Junare Parmeshwar Ramesh, Udgirkar Suhas, Nair Sujit, Debnath Prasanta, Jain Shubham, Modi Ammar, Rathi Pravin, Rane Siddhesh, Contractor Qais
Department of Gastroenterology, Topiwala National Medical College and B.Y.L. Nair Charitable Hospital,Mumbai, India.
Department of Radio-Diagnosis, Topiwala National Medical College and B.Y.L. Nair Charitable Hospital,Mumbai, India.
Gastroenterology Res. 2020 Feb;13(1):25-31. doi: 10.14740/gr1223. Epub 2020 Feb 1.
Splanchnic venous system thrombosis is a well recognized local vascular complication of acute pancreatitis (AP). It may involve thrombosis of splenic vein (SplV), portal vein (PV) and superior mesenteric vein (SMV), either separately or in combinations, and often detected incidentally, indeed some cases present with upper gastrointestinal bleed, bowel ischemia and hepatic decompensation. Incidence is variable depending on study subjects and diagnostic modalities. Pathogenesis is multifactorial centered on local and systemic inflammation. Management involves treatment of underlying AP and its complications. Universal use of anticoagulation may lead to increased risk of bleeding due to frequent need of interventions (radiologic/endoscopic/surgical). Literature on anticoagulation in setting of AP is sparse and at present there is no consensus guideline on it. Current article details our experience on splanchnic venous thrombosis (SVT) in AP in a well defined cohort of patients at a tertiary care center.
Hospitalized patients with AP from January 2018 to December 2018 were included in the study. Detailed information on demographic, clinical, laboratory, radiologic features, and indication of anticoagulation use were collected prospectively during the index admission. Outcome variables were analyzed at the end of 6 months.
Twenty four out of 105 (22.85%) patients with AP develop SVT. Etiology of AP was alcohol use in 21/24 (87.5%) subjects. Most common vessel involved was isolated SplV in 11/24 (45.8%) patients followed by SplV along with PV and SMV 9/24 (37.50%, P < 0.001). Bowel ischemia 4/12 (33.3%), hepatic decompensation 3/12 (25%), triple vessel involvement 4/12 (33.3%) and pulmonary embolism 1/12 (8.3%) were reasons for anticoagulation. There was no statistical difference with respect to development of varices, collateral formation, recanalization, bleeding and mortality with use of anticoagulation (P > 0.05 with respect to all above variables).

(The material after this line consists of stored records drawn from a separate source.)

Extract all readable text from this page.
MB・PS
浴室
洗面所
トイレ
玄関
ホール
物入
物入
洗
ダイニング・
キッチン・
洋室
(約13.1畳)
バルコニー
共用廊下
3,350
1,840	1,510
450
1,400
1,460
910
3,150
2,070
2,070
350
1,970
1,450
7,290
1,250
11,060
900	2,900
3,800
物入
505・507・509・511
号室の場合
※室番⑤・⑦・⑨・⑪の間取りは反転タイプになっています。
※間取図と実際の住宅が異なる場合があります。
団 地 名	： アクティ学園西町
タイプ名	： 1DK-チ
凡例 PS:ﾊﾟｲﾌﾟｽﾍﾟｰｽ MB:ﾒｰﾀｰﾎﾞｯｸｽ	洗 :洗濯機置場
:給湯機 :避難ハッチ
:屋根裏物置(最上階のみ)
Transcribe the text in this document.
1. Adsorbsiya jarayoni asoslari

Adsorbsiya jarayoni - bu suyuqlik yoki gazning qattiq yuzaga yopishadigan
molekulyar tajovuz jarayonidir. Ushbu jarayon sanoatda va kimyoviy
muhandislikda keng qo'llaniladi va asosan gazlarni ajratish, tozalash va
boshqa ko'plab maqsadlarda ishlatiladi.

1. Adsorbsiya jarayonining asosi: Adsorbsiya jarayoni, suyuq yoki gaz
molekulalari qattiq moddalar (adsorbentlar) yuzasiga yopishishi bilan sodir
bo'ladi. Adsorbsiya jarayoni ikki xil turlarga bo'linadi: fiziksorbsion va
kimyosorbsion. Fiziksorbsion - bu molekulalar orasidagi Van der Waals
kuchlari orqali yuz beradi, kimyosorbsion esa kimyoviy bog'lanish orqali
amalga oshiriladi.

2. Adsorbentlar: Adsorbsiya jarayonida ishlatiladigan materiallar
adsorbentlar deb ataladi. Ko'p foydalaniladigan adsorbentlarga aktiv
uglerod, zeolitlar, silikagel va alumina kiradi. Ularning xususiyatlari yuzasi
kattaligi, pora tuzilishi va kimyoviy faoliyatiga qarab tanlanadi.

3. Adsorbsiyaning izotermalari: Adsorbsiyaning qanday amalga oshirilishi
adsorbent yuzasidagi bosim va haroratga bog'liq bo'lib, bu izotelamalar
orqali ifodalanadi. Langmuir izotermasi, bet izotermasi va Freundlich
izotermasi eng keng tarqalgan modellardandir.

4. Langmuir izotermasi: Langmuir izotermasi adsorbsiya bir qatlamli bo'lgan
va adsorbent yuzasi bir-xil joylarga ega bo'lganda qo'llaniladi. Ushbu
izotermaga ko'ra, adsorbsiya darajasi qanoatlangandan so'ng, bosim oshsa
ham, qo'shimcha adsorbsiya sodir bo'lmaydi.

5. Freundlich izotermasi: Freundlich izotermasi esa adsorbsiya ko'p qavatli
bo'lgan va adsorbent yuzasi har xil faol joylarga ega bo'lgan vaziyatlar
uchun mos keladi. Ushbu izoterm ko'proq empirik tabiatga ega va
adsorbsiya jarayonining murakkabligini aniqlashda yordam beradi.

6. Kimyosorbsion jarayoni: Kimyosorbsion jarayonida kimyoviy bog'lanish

SVT is commonly seen in alcohol-induced AP. Anticoagulation does not affect outcomes of SVT. Subset of patients may benefit with anticoagulation.
内脏静脉系统血栓形成是急性胰腺炎(AP)一种公认的局部血管并发症。它可能单独或合并累及脾静脉(SplV)、门静脉(PV)和肠系膜上静脉(SMV)血栓形成,且常为偶然发现,实际上一些病例表现为上消化道出血、肠缺血和肝功能失代偿。发病率因研究对象和诊断方式而异。发病机制是多因素的,以局部和全身炎症为中心。治疗包括治疗潜在的AP及其并发症。由于频繁需要进行干预(放射学/内镜/手术),普遍使用抗凝治疗可能会导致出血风险增加。关于AP背景下抗凝治疗的文献稀少,目前对此尚无共识性指南。本文详述了我们在一家三级医疗中心对一组明确患者中AP合并内脏静脉血栓形成(SVT)的经验。
纳入2018年1月至2018年12月住院的AP患者。在首次住院期间前瞻性收集有关人口统计学、临床、实验室、放射学特征以及抗凝治疗使用指征的详细信息。在6个月末分析结局变量。
105例AP患者中有24例(22.85%)发生SVT。24例患者中21例(87.5%)AP的病因是饮酒。最常受累血管是11例(45.8%)患者的孤立性脾静脉,其次是9例(37.50%,P<0.001)患者的脾静脉合并门静脉和肠系膜上静脉。抗凝治疗的原因包括肠缺血4例(33.3%)、肝功能失代偿3例(25%)、三支血管受累4例(33.3%)和肺栓塞1例(8.3%)。使用抗凝治疗在静脉曲张形成、侧支循环形成、再通、出血和死亡率方面无统计学差异(上述所有变量P>0.05)。
SVT常见于酒精性AP。抗凝治疗不影响SVT的结局。部分患者可能从抗凝治疗中获益。